In quest’ottica, aggiunge l’assessore comunale alla Cultura, il progetto «costituisce anche un modello di sinergia: in collaborazione con l’Assessorato all’Istruzione, il coinvolgimento di una rete di venti associazioni selezionate con un procedimento di evidenza pubblica e il sostegno di un main sponsor come Volare, srl composta da una rete di 18 imprenditori consapevoli che immettere cultura nella vita della città è un modo lungimirante di fare impresa». ll Palazzo delle Arti di Napoli, insomma, si apre all'infanzia e all’adolescenza e l’Assessorato alla Cultura e al Turismo di Napoli aggiunge, all’ordinaria programmazione del PAN, un’attività didattica e ludica «utile a generare dialogo e pensiero, un cantiere in cui l’arte e la creatività giocano un ruolo educativo e di emancipazione sociale. Alle sale di esposizione di opere d’arte – conclude Daniele - il PAN aggiunge le stanze dell’Arte in Opera, spazi creativi per azioni formative di una Città senza confini di rioni e quartieri, senza più periferie». Lo ribadiscono anche Giulio Cacciapuoti e Francesco Mele, rispettivamente amministratore delegato e presidente del CdA di Volare srl che ha prodotto la manifestazione Il Piccolo Regno Incantato, «in sintonia d’intenti con l’attenzione all’infanzia». E lo sottolinea, con forza, il filosofo Giuseppe Ferraro, docente universitario, scrittore e portavoce della rete di associazioni educative parte del PANkids: «Nell’attuale situazione di preoccupazione, più che di “emergenza”, restituire ai sentimenti le loro parole e non le loro paure è indispensabile. Il PAN come centro educativo è simbolo di una città che si fa scuola, laddove la scuola non educa più perché l’educazione ha a che fare con la relazione, con i sentimenti: e la crisi dell’educazione è dunque una crisi dei sentimenti. Il processo formativo si svolge sul piano simbolico, e quanto sta accadendo in città e in Italia è il segno che i ragazzi hanno perso il valore dei simboli, collante sociale in assenza del quale l’energia non canalizzata diventa disperazione. E violenza. Ma i sentimenti non si possono insegnare, si educano: come l’amore. Che non si può insegnare, ma senza amore non si può insegnare».

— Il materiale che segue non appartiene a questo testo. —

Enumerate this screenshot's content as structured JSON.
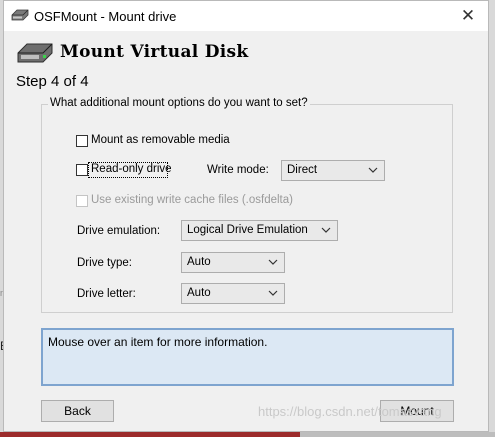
{
  "window": {
    "title": "OSFMount - Mount drive",
    "close_label": "✕"
  },
  "header": {
    "title": "Mount Virtual Disk",
    "step": "Step 4 of 4"
  },
  "options": {
    "group_label": "What additional mount options do you want to set?",
    "removable_label": "Mount as removable media",
    "readonly_label": "Read-only drive",
    "write_mode_label": "Write mode:",
    "write_mode_value": "Direct",
    "cache_label": "Use existing write cache files (.osfdelta)",
    "emulation_label": "Drive emulation:",
    "emulation_value": "Logical Drive Emulation",
    "type_label": "Drive type:",
    "type_value": "Auto",
    "letter_label": "Drive letter:",
    "letter_value": "Auto"
  },
  "info": {
    "text": "Mouse over an item for more information."
  },
  "buttons": {
    "back": "Back",
    "mount": "Mount"
  },
  "background": {
    "watermark": "https://blog.csdn.net/tomasvang"
  },
  "icons": {
    "app": "disk-drive-icon",
    "chevron": "chevron-down-icon"
  }
}
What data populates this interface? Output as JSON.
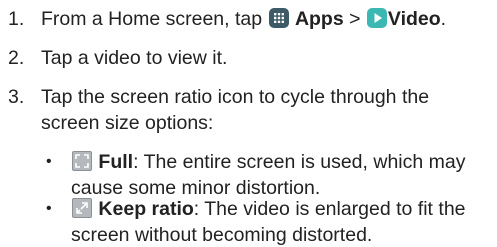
{
  "steps": [
    {
      "number": "1.",
      "prefix": "From a Home screen, tap",
      "apps_label": "Apps",
      "separator": ">",
      "video_label": "Video",
      "suffix": "."
    },
    {
      "number": "2.",
      "text": "Tap a video to view it."
    },
    {
      "number": "3.",
      "line1": "Tap the screen ratio icon to cycle through the",
      "line2": "screen size options:"
    }
  ],
  "options": [
    {
      "bullet": "•",
      "label": "Full",
      "desc_line1": ": The entire screen is used, which may",
      "desc_line2": "cause some minor distortion."
    },
    {
      "bullet": "•",
      "label": "Keep ratio",
      "desc_line1": ": The video is enlarged to fit the",
      "desc_line2": "screen without becoming distorted."
    }
  ],
  "icons": {
    "apps": "apps-grid-icon",
    "video": "video-play-icon",
    "full": "full-screen-icon",
    "keep_ratio": "keep-ratio-icon"
  },
  "colors": {
    "text": "#222222",
    "apps_icon_bg": "#3d5a66",
    "video_icon_bg": "#3bb8b2",
    "ratio_icon_bg": "#b5b9bd"
  }
}
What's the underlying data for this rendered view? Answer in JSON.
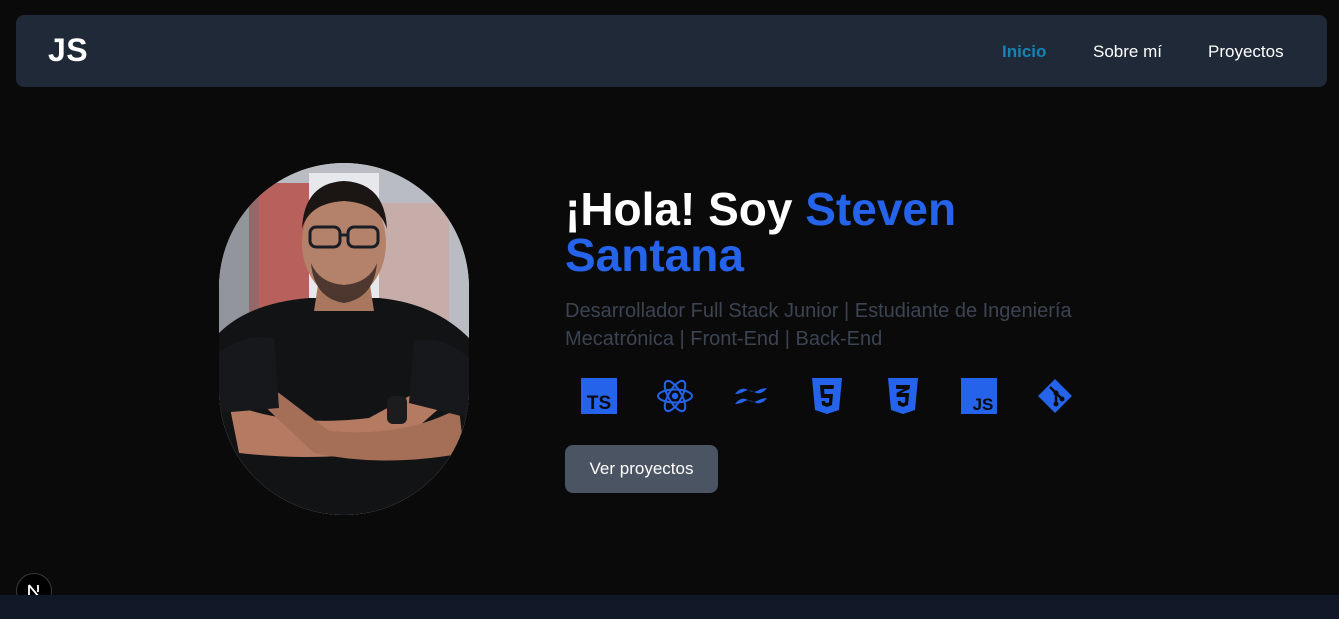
{
  "nav": {
    "logo": "JS",
    "links": [
      {
        "label": "Inicio",
        "active": true
      },
      {
        "label": "Sobre mí",
        "active": false
      },
      {
        "label": "Proyectos",
        "active": false
      }
    ]
  },
  "hero": {
    "title_prefix": "¡Hola! Soy ",
    "title_highlight": "Steven Santana",
    "subtitle": "Desarrollador Full Stack Junior | Estudiante de Ingeniería Mecatrónica | Front-End | Back-End",
    "tech_icons": [
      "typescript-icon",
      "react-icon",
      "tailwind-icon",
      "html5-icon",
      "css3-icon",
      "javascript-icon",
      "git-icon"
    ],
    "cta_label": "Ver proyectos"
  },
  "colors": {
    "background": "#0a0a0b",
    "navbar": "#1f2937",
    "active_link": "#1484b4",
    "accent": "#2563eb",
    "subtitle": "#3c4452",
    "button": "#4a5462"
  }
}
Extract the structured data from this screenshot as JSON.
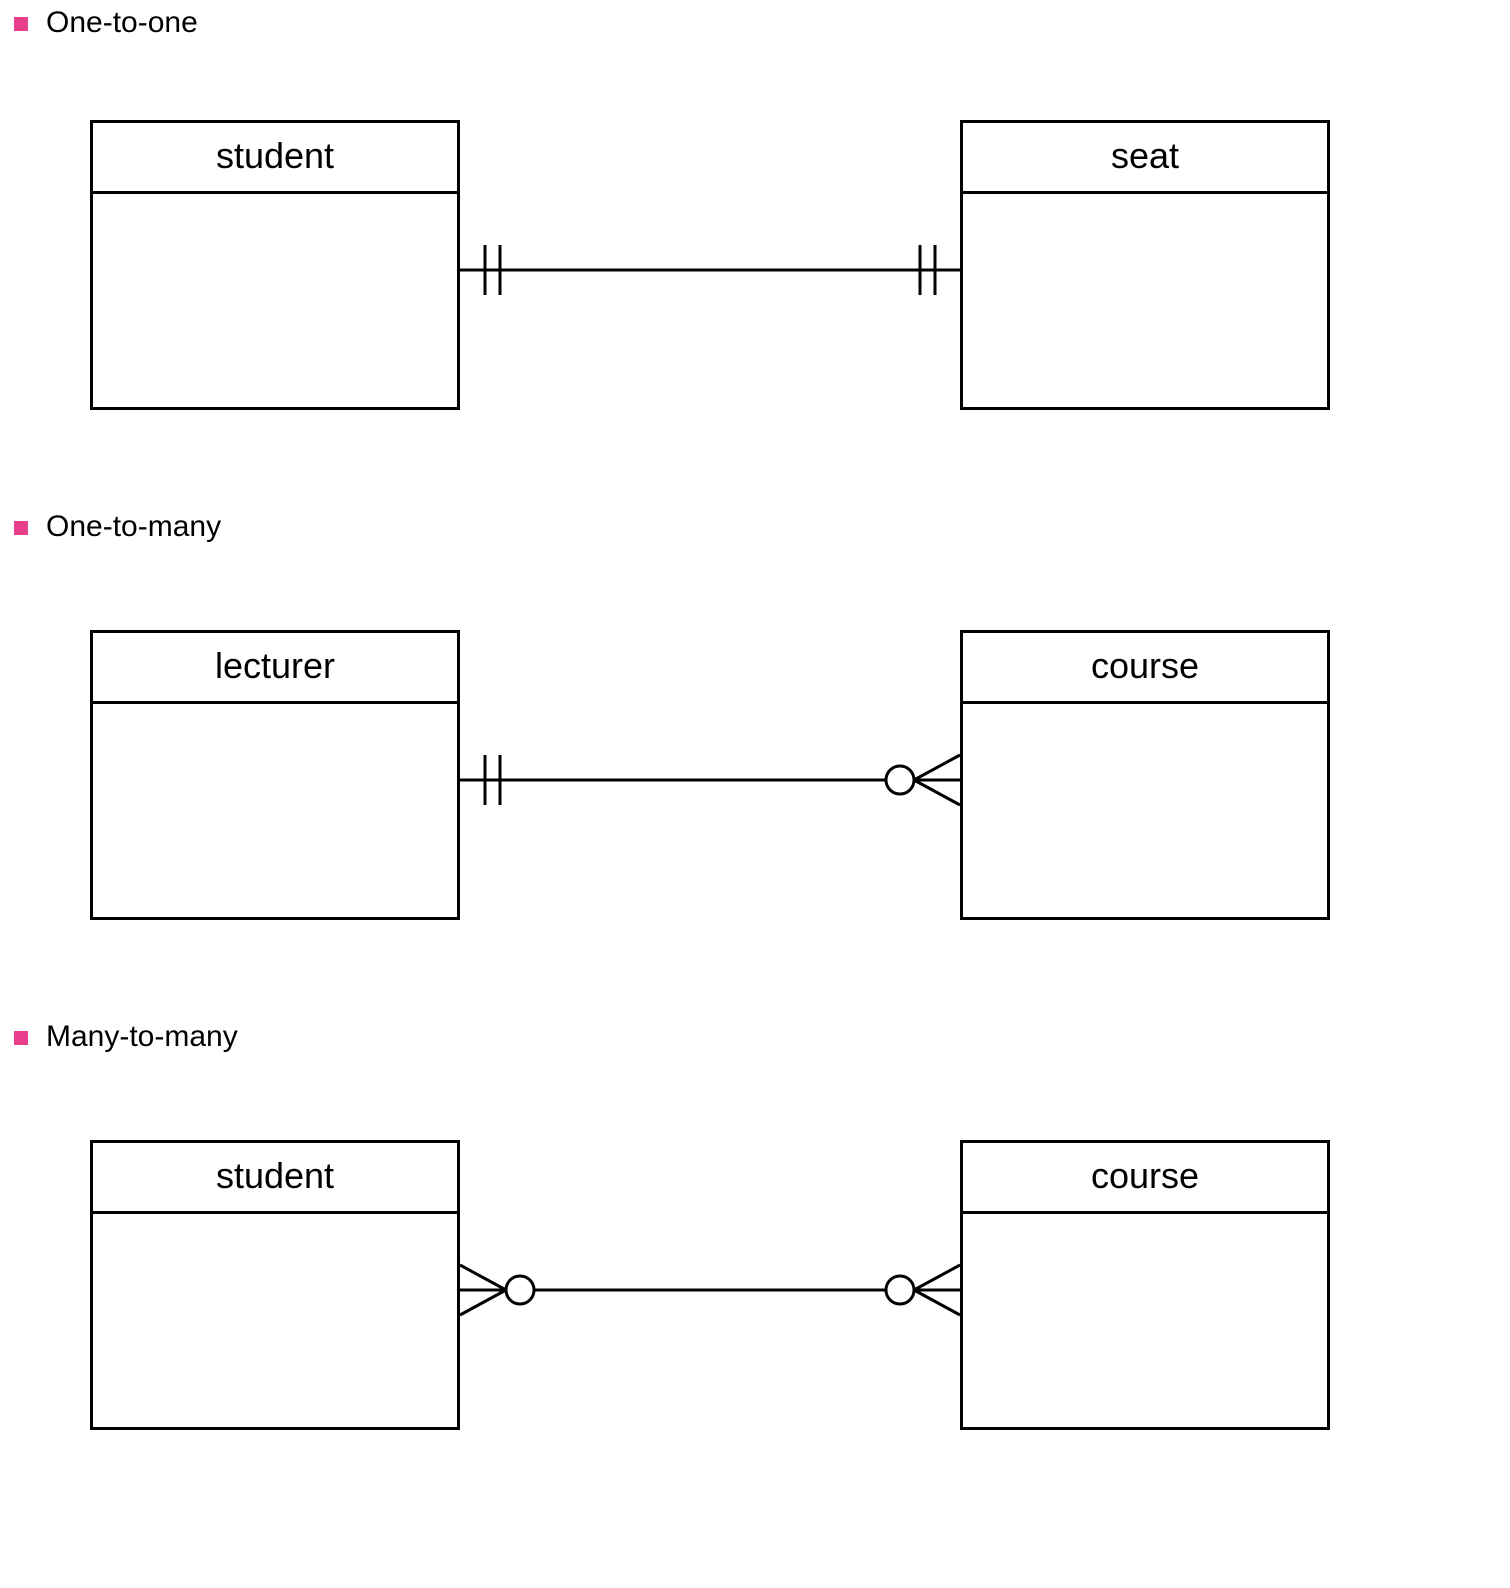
{
  "bullets": {
    "one_to_one": "One-to-one",
    "one_to_many": "One-to-many",
    "many_to_many": "Many-to-many"
  },
  "diagrams": [
    {
      "id": "one-to-one",
      "left_entity": "student",
      "right_entity": "seat",
      "left_cardinality": "one-and-only-one",
      "right_cardinality": "one-and-only-one"
    },
    {
      "id": "one-to-many",
      "left_entity": "lecturer",
      "right_entity": "course",
      "left_cardinality": "one-and-only-one",
      "right_cardinality": "zero-or-many"
    },
    {
      "id": "many-to-many",
      "left_entity": "student",
      "right_entity": "course",
      "left_cardinality": "zero-or-many",
      "right_cardinality": "zero-or-many"
    }
  ],
  "colors": {
    "bullet": "#e83e8c",
    "stroke": "#000000",
    "background": "#ffffff"
  }
}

E “amore” è allora la parola chiave di una sfida che da Napoli vuole reagire alla deriva pedagogica e sociale rilanciando, aggiunge Ferraro, «la formazione come racconto di sé contro la degenerazione di una istruzione divenuta formattazione, svuotata di senso». In che modo? Il cammino si farà andando, sorride Ferraro, ma «continuando a immaginare: siamo oltre la speranza – afferma – perché siamo nell’entusiasmo: parola che contiene, etimologicamente, il sentimento della rivoluzione. E del cambiamento».